Why Clinker Part 2 The Pox

I build wooden boats for pleasure. I cant find words to describe the pride I feel when I look at my last build. In some religions it would be a sin.
It would have cost less to buy a plastic canoe and Id have been on the water sooner. But I wanted to build a boat. So if Im doing this for pleasure what did I enjoy? Almost every aspect. I enjoyed choosing the plans, poring over the templates, cutting the moulds, ordering the wood, setting up the strongback, planking (now were building) and even sanding fair had its pleasures.
But then came the epoxy and fibreglass.
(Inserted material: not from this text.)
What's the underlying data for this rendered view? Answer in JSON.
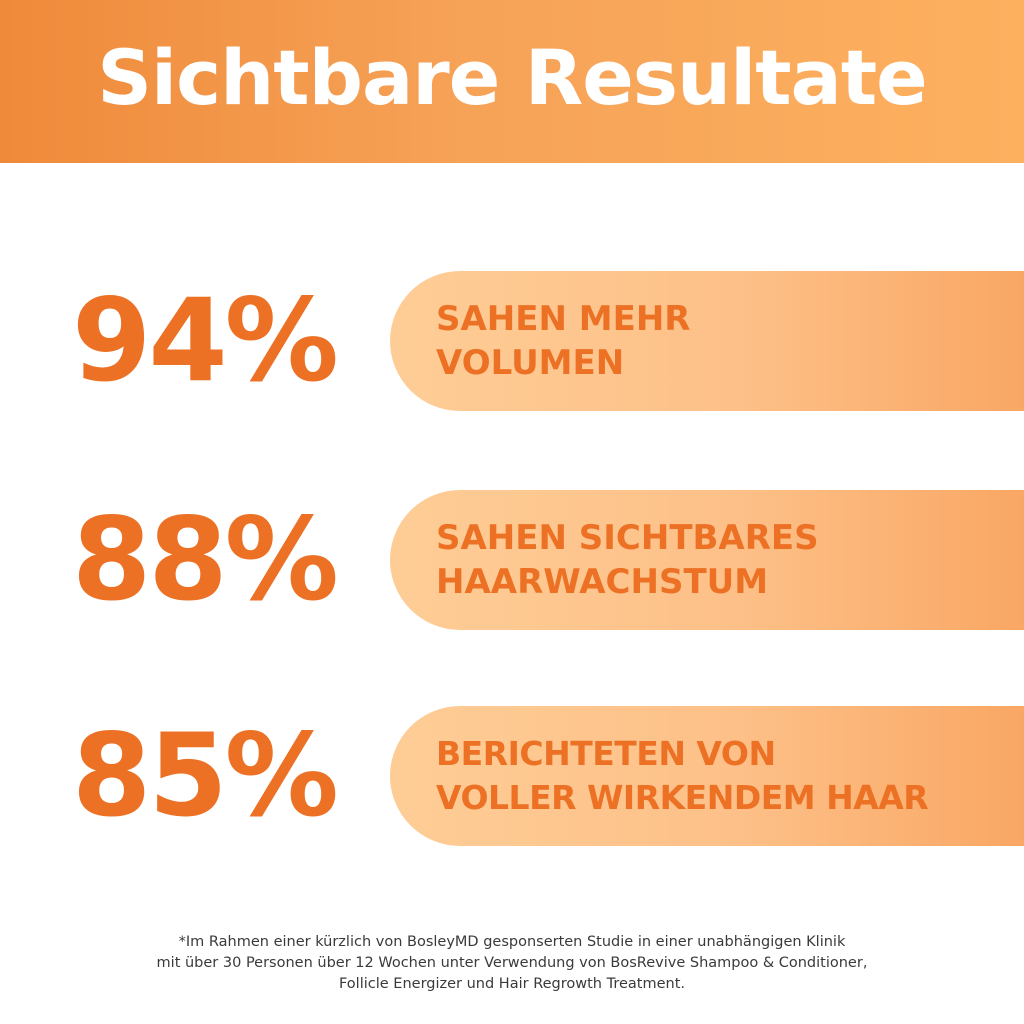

The boat looks wooden, smelled wooden, has bits of wood you can actually touch but the wonderful scent of cedar and the sound of the plane and saw are buried in my memory by the hideousness that was the sheathing.
I spent more time wearing a mask (with a range of filters) than I did working wood.
The mess was astonishing. Im sure with practise I could get neater but Id rather practise something else.
When I was 12 my Dad, brother and I built a small plywood sharpie using fibreglass tape and epoxy. Theres no doubt that it planted the seed of my obsession but I remember the construction as a carefully planned series of dangerous events. A spinning wheel of finger death to cut the sheets, a dangerous chemical reaction to put them back together. When we sat back to admire our construction it was with pride and some relief.
So if boatbuilding is to be a pleasure for me it must:

  • Be quiet (or at least not be full of the scream of power tools)
  • Generate as little dust as possible
  • Allow a conversation unimpeded by masks
  • Not be a danger to wildlife or small children
  • Be mostly about wood
That rules out stitch and glue, strip planking, cold moulding and glued lap/clinker.

That leaves clinker and carvel. Oddly they have more than just tradition in common. They are probably the hardest methods to learn.